Even though many perplexinG questions remain unanswered, some horrific details emerging from the decade-long kidnapping and abuse of three Cleveland women reinforce common-sense but valuable lessons for families, neighborhoods and the criminal justice system.
The lessons cry out for serious attention if any shred of long-term good is to result from such a prolonged and painful tragedy.
Ariel Castro, 52, has been charged with multiple counts of kidnapping and rape, but prosecutors expect to file more charges against him in the savagery that has left the state, the country and the world aghast. Three young West Side Cleveland women – Amanda Berry, Gina DeJesus and Michelle Knight – were held captive since they disappeared between August 2002 and April 2004.
During that time, officials allege Castro chained them, isolated them, beat them, starved them, raped them, and inflicted violent miscarriages on them. The torture inside this aptly named “house of horrors” came to an abrupt end last week when Berry escaped and notified authorities.
Police say this unbelievably long and sordid saga began for all three in precisely the same fashion: Castro used trickery to lure each into his vehicle on or near Lorain Avenue, a congested and commercial major West Side thoroughfare.
A Lesson to be learned
The ease with which Castro purportedly broke down any barriers of distrust serves as a lesson to all parents and guardians of all children and teens in all neighborhoods. They must strictly reinforce public-safety Rule No. 1 : Never accept rides from strangers or even from acquaintances with whom strong and long-term bonds of trust have not been firmly established.
The Cleveland tragedy also should be instructive to our extended families – those individuals with whom we should share a close common bond by virtue of our common geography. Through a combination of apathy, fear and today’s fast-paced me-centered lifestyles, the family of neighbors has become dysfunctional in many American communities — from urban ghettos to pristine suburbs. Gone for many are the days when neighbors had the backs of neighbors. That’s why formation and active participation in neighborhood watch groups provide one tangible tool for residents to act more neighborly and watchful to lessen the possibility for incidents of crime and terror to play out.
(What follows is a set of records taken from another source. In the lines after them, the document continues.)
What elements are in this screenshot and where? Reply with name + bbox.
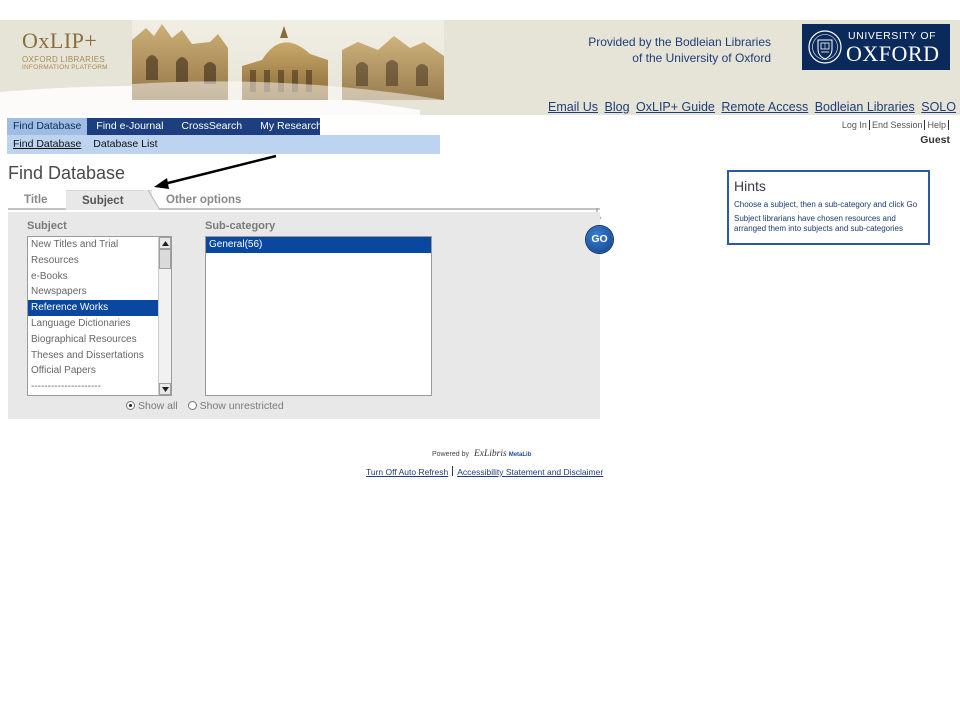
- radio-unselected-icon[interactable]: [187, 401, 197, 410]
- accessibility-statement-link[interactable]: Accessibility Statement and Disclaimer: [457, 467, 603, 477]
- show-all-label: Show all: [138, 400, 178, 412]
- oxlip-guide-link[interactable]: OxLIP+ Guide: [636, 100, 715, 114]
- nav-tab-crosssearch[interactable]: CrossSearch: [172, 118, 251, 135]
- scroll-up-button[interactable]: [159, 237, 171, 249]
- list-item[interactable]: ---------------------: [28, 379, 171, 395]
- hint-text: Choose a subject, then a sub-category an…: [734, 200, 918, 209]
- powered-by: Powered by ExLibris MetaLib: [432, 449, 531, 459]
- email-us-link[interactable]: Email Us: [548, 100, 598, 114]
- hint-text: Subject librarians have chosen resources…: [734, 214, 903, 233]
- list-item-selected[interactable]: Reference Works: [28, 300, 159, 316]
- oxford-crest-icon: [808, 30, 842, 64]
- radcliffe-camera-photo: [132, 20, 444, 100]
- nav-tab-find-database[interactable]: Find Database: [7, 118, 88, 135]
- page-title: Find Database: [8, 163, 126, 183]
- exlibris-logo: ExLibris: [473, 449, 507, 459]
- subcategory-listbox[interactable]: General(56): [205, 236, 432, 396]
- show-all-option[interactable]: Show all: [126, 400, 178, 412]
- logo-subtitle-2: INFORMATION PLATFORM: [22, 64, 108, 71]
- top-links: Email Us Blog OxLIP+ Guide Remote Access…: [545, 100, 956, 114]
- subnav-find-database[interactable]: Find Database: [7, 135, 87, 154]
- solo-link[interactable]: SOLO: [921, 100, 956, 114]
- show-options: Show all Show unrestricted: [126, 400, 291, 412]
- list-item[interactable]: e-Books: [28, 269, 171, 285]
- tab-subject-edge: [144, 190, 160, 210]
- list-item[interactable]: Theses and Dissertations: [28, 348, 171, 364]
- footer-links: Turn Off Auto Refresh Accessibility State…: [366, 466, 603, 477]
- provided-line-1: Provided by the Bodleian Libraries: [588, 35, 771, 49]
- search-tabs: Title Subject Other options: [8, 190, 600, 210]
- logo-title: OxLIP+: [22, 28, 98, 53]
- main-nav: Find Database Find e-Journal CrossSearch…: [7, 118, 322, 135]
- scrollbar-thumb[interactable]: [159, 249, 171, 269]
- hints-title: Hints: [734, 178, 766, 194]
- university-of-oxford-logo[interactable]: UNIVERSITY OF OXFORD: [802, 24, 950, 70]
- list-item-selected[interactable]: General(56): [206, 237, 431, 253]
- subcategory-label: Sub-category: [205, 220, 276, 232]
- list-item[interactable]: Official Papers: [28, 363, 171, 379]
- end-session-link[interactable]: End Session: [872, 120, 923, 130]
- subject-listbox[interactable]: New Titles and Trial Resources e-Books N…: [27, 236, 172, 396]
- list-item[interactable]: Biographical Resources: [28, 332, 171, 348]
- radio-selected-icon[interactable]: [126, 401, 135, 410]
- provided-by-text: Provided by the Bodleian Libraries of th…: [560, 34, 771, 66]
- scroll-down-button[interactable]: [159, 383, 171, 395]
- metalib-logo: MetaLib: [508, 452, 532, 458]
- nav-tab-my-research[interactable]: My Research: [251, 118, 331, 135]
- user-name: Guest: [920, 134, 950, 146]
- triangle-down-icon: [162, 387, 169, 392]
- triangle-up-icon: [162, 241, 169, 246]
- turn-off-auto-refresh-link[interactable]: Turn Off Auto Refresh: [366, 467, 448, 477]
- hints-box: Hints Choose a subject, then a sub-categ…: [727, 170, 930, 245]
- log-in-link[interactable]: Log In: [842, 120, 867, 130]
- bodleian-libraries-link[interactable]: Bodleian Libraries: [815, 100, 915, 114]
- tab-title[interactable]: Title: [24, 190, 47, 210]
- list-item[interactable]: Newspapers: [28, 284, 171, 300]
- subject-scrollbar[interactable]: [158, 237, 171, 395]
- logo-subtitle: OXFORD LIBRARIES: [22, 55, 106, 64]
- blog-link[interactable]: Blog: [605, 100, 630, 114]
- go-button[interactable]: GO: [586, 226, 613, 253]
- remote-access-link[interactable]: Remote Access: [721, 100, 808, 114]
- list-item[interactable]: Language Dictionaries: [28, 316, 171, 332]
- show-unrestricted-option[interactable]: Show unrestricted: [187, 400, 284, 412]
- user-links: Log In End Session Help: [842, 120, 951, 130]
- provided-line-2: of the University of Oxford: [632, 51, 771, 65]
- oxford-name-label: OXFORD: [846, 41, 940, 66]
- oxlip-logo[interactable]: OxLIP+ OXFORD LIBRARIES INFORMATION PLAT…: [22, 28, 132, 71]
- subject-search-panel: Subject Sub-category New Titles and Tria…: [8, 212, 600, 419]
- nav-tab-find-ejournal[interactable]: Find e-Journal: [87, 118, 172, 135]
- annotation-arrow-icon: [154, 154, 277, 189]
- powered-by-label: Powered by: [432, 451, 469, 458]
- tab-subject[interactable]: Subject: [66, 190, 152, 210]
- tab-other-options[interactable]: Other options: [166, 190, 241, 210]
- subject-label: Subject: [27, 220, 67, 232]
- list-item[interactable]: New Titles and Trial: [28, 237, 171, 253]
- show-unrestricted-label: Show unrestricted: [199, 400, 284, 412]
- help-link[interactable]: Help: [927, 120, 946, 130]
- list-item[interactable]: Resources: [28, 253, 171, 269]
They also serve to establish a strong link with police. Some in Cleveland accuse the city police department of less than aggressive handling of the case over the years, and some go as far to charge that calls of suspicious activity went virtually ignored. But no credible evidence to date suggests any such nefarious and negligent behavior by the men and women in blue in Cleveland.
Stronger bonds needed
Yet therein lies another lesson of this tragedy — the need to strengthen bonds between police and communities. The internal affairs division of the police department should spare no energy in investigating claims of discriminatory service. In addition, police and court officials must respond to a growing chorus of criticism over the slap-on-the-wrist leniency given Castro in light of credible and repeated reports of his role in domestic violence, assaults, violence inside school buses that he drove and other antisocial and criminal behavior before and after the abductions took place.
To begin the healing, Cleveland police have organized community meetings of the Lorain Avenue neighborhood to air out concerns and to build stronger chains of communication between residents and their watchdogs. Because of the historic distrust between residents of poor urban neighborhoods and local police, such efforts must be strengthened in Cleveland and in communities large and small across the U.S.
To be sure, these lessons of the Cleveland tragedy – stronger family bonds, revitalized neighborhood ties and enhanced community-cop relations – may not have prevented the 12 years of sordid and shameless criminal conduct inside the now infamous house of horrors. But such lessons, if applied steadfastly and forcefully, could at least work to give safety and security a fighting chance to win over evil and depravity.